Toyota has been selling the message of bettering the planet in tandem with its new car technology for more than a year. In a recent campaign running on Canadian specialty channels, Toyota outlines a vision of the future in an ad reminiscent of a self-improvement tome that devotes very little time to showing its cars.

The commercial shows vignettes of a boy practicing on a soccer field, a woman asking a man to dance and a father closing his cell phone in order to pay attention to his daughter. "Be less discouraged, more determined," says a voiceover. "Less timid, more brave; less distracted more present; less wasteful, more environmental; less me, more we. We ask a lot of ourselves. Shouldn't we ask as much of our cars?" It eventually segues into shots of plug-in hybrids and engineers working on vehicle safety features.

Toyota also continues to show an older ad for the hybrid luxury vehicle Lexus H, which lists things the letter H stands for, such as habitat, human and humility. It shows shots of planet earth, a landfill site, a wind farm, a seagull covered in oil, people picking up garbage, tiny tree growing up out of a green landscape, a whale in water and sunlight pouring through a forest. Ultimately, "H is for hope," the ad says.

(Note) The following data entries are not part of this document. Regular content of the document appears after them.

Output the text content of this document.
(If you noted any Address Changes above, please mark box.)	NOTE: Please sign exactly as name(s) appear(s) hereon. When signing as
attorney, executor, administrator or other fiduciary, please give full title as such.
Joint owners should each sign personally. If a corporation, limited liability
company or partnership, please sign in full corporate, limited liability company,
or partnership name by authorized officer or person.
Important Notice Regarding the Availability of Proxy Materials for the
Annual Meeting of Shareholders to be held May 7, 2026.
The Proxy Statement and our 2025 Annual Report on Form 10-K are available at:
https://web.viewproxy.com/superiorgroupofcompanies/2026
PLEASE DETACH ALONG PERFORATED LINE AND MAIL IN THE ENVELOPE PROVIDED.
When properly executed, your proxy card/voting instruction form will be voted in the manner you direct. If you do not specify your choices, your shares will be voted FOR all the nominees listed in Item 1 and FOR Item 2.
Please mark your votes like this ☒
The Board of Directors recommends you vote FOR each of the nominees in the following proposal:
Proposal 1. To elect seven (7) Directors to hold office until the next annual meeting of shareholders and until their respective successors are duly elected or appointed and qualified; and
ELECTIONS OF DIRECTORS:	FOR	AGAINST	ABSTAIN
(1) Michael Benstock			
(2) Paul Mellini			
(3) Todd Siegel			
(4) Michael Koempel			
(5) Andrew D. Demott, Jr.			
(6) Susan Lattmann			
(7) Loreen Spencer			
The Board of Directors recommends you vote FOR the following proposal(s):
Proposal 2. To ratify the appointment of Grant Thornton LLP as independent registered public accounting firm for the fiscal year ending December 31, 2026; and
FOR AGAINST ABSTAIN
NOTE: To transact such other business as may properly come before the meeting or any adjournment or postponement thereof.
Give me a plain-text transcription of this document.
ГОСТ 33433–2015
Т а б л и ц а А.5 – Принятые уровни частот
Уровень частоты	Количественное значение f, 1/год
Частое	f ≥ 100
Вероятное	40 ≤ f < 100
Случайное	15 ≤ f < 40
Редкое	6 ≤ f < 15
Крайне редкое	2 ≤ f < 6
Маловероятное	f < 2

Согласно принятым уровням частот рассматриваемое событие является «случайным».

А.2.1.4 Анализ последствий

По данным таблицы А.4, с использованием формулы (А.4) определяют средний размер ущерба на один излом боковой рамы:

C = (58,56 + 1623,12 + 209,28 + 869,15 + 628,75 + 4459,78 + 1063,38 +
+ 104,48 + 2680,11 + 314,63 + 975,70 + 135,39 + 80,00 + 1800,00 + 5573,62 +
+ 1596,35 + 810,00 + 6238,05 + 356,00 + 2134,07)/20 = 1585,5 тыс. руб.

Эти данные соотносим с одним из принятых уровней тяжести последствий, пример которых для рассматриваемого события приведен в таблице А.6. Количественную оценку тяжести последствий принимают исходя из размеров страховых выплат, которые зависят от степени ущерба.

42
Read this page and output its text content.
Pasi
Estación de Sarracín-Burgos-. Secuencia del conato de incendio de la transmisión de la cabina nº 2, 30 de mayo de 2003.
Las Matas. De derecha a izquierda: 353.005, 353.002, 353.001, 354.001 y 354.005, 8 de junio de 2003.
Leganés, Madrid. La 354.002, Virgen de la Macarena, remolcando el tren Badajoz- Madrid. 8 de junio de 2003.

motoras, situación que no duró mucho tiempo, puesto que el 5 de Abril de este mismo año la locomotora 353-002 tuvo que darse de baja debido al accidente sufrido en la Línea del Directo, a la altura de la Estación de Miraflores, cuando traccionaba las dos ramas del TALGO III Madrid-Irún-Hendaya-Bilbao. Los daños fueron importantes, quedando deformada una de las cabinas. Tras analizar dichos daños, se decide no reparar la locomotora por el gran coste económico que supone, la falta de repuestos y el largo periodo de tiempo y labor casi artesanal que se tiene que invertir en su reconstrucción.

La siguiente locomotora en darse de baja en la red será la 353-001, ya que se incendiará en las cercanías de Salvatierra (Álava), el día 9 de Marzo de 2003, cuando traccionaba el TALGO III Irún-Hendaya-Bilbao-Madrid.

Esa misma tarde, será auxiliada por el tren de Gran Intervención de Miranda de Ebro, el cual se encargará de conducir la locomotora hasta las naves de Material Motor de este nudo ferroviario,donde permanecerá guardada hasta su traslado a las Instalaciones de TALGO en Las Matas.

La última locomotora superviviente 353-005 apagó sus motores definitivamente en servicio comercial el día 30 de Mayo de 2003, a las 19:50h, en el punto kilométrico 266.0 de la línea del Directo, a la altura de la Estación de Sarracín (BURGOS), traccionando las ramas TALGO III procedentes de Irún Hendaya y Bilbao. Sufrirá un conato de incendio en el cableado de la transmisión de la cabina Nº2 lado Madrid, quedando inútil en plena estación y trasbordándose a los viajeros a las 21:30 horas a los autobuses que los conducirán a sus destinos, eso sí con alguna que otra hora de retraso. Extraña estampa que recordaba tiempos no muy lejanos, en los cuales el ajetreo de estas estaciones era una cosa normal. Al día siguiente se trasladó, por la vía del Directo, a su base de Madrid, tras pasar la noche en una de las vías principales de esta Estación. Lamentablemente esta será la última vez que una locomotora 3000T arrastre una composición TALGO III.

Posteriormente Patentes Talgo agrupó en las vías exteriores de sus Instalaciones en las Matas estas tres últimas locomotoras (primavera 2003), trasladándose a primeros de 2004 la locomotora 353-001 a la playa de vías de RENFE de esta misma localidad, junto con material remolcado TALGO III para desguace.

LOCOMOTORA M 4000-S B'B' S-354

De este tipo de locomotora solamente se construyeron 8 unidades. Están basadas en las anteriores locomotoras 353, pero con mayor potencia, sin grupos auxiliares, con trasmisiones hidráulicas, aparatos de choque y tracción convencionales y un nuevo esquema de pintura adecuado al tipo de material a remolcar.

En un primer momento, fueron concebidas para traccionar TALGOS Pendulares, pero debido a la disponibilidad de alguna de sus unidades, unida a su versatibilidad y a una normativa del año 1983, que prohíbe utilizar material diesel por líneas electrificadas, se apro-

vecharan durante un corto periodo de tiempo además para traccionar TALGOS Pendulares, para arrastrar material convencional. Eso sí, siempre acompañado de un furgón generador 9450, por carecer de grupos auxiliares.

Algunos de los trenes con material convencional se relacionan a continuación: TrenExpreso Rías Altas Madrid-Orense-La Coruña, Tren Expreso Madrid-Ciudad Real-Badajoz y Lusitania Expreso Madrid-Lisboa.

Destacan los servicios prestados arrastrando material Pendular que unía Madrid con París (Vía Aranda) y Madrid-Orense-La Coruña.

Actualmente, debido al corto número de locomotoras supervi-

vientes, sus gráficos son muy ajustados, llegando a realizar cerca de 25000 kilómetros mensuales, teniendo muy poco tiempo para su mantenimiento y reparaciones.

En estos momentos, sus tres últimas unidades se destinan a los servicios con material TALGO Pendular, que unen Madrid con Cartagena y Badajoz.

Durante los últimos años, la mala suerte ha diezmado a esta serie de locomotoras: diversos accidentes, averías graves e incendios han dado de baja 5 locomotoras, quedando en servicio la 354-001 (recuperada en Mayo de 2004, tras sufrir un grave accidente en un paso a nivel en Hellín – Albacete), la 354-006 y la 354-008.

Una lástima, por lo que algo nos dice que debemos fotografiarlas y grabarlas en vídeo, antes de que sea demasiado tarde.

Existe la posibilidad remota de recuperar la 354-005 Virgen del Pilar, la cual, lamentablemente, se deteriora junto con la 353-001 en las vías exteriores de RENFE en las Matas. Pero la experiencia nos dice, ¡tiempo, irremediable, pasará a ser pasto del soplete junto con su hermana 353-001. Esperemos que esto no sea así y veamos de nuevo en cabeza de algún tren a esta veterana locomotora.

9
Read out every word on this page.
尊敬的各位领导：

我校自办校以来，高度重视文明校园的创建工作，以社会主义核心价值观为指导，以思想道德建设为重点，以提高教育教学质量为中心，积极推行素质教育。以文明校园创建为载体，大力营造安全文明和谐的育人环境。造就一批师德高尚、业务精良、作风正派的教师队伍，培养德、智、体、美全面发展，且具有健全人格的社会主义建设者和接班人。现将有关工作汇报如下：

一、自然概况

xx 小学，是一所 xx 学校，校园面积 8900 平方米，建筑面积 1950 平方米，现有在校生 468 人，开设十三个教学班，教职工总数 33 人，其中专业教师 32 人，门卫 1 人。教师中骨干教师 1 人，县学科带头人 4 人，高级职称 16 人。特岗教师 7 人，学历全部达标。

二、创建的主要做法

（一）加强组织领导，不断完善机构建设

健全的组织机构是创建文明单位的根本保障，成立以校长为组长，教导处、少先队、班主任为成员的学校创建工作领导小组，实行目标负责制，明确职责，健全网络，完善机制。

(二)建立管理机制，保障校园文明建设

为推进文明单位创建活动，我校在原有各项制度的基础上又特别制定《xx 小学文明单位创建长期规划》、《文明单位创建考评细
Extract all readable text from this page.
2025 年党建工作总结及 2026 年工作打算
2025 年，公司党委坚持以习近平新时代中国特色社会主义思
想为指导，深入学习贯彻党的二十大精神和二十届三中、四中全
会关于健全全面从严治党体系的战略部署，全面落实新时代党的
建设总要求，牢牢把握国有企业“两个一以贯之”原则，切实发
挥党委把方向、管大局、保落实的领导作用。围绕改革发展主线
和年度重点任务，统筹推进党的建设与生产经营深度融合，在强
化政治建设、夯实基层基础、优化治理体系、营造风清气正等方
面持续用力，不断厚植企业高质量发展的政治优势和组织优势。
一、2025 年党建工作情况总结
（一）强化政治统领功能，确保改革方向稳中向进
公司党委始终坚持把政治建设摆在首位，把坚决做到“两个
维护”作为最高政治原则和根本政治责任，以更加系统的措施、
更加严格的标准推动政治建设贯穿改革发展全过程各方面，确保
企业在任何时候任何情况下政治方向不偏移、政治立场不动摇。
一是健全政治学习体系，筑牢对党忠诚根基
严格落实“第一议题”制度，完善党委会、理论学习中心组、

Ford Canada got a lot of attention last year for a nature-loving 2008 Escape Hybrid ad shot deep in a British Columbia forest, which depicted the vehicle driving so silently by a group of deer that the animals don't appear to notice. "That ad set a new benchmark for us in terms of our tracking -- consumers really loved that ad and connected with it, so we ran it all last year," said Dean Stoneley, vice-president of marketing at Ford Canada, which first introduced the Escape Hybrid in 2004.

Ford, which will promote its Fusion hybrid as the most fuel-efficient midsize sedan in the world, will start a new round of ads in March to promote the vehicles before cars hit the dealerships in April, he said.

Whether change and hope prove to be a way to market new cars to nervous consumers, people clearly want a more sustainable form of transportation, said Stephen Beatty, managing director at Toyota Canada Inc., adding it is inevitable that other big automakers are trying to roll out more sustainable vehicles as quickly as possible.

"There has been a shift in consumer attitude and I think people are looking for companies and products that are pledging to making progress in that area," he said. "But it really has to ring true. Consumers are very savvy. They will see through any 'let's pretend' positioning around environmental and social messaging."

Stoneley agreed.

 "There has been a fundamental shift, and the awareness around fuel economy wont go away [even as gas prices ease]," he said. "I think there is a sea change among consumers." The company has also put a renewed effort into ramping up an environmental component on its Ford.ca web site.

What eco-friendly vehicles succeed depends not just on marketing but on the weight consumers give to green benefits compared with price and other benefits, Mr. Wong said.

"We really don't know yet how the consumer is going to evaluate environmentalism and sustainability," he said. "Will it be based on value? Convenience because I have to plug [some models] in at places? And how much will they worry about reliability when a model is new?"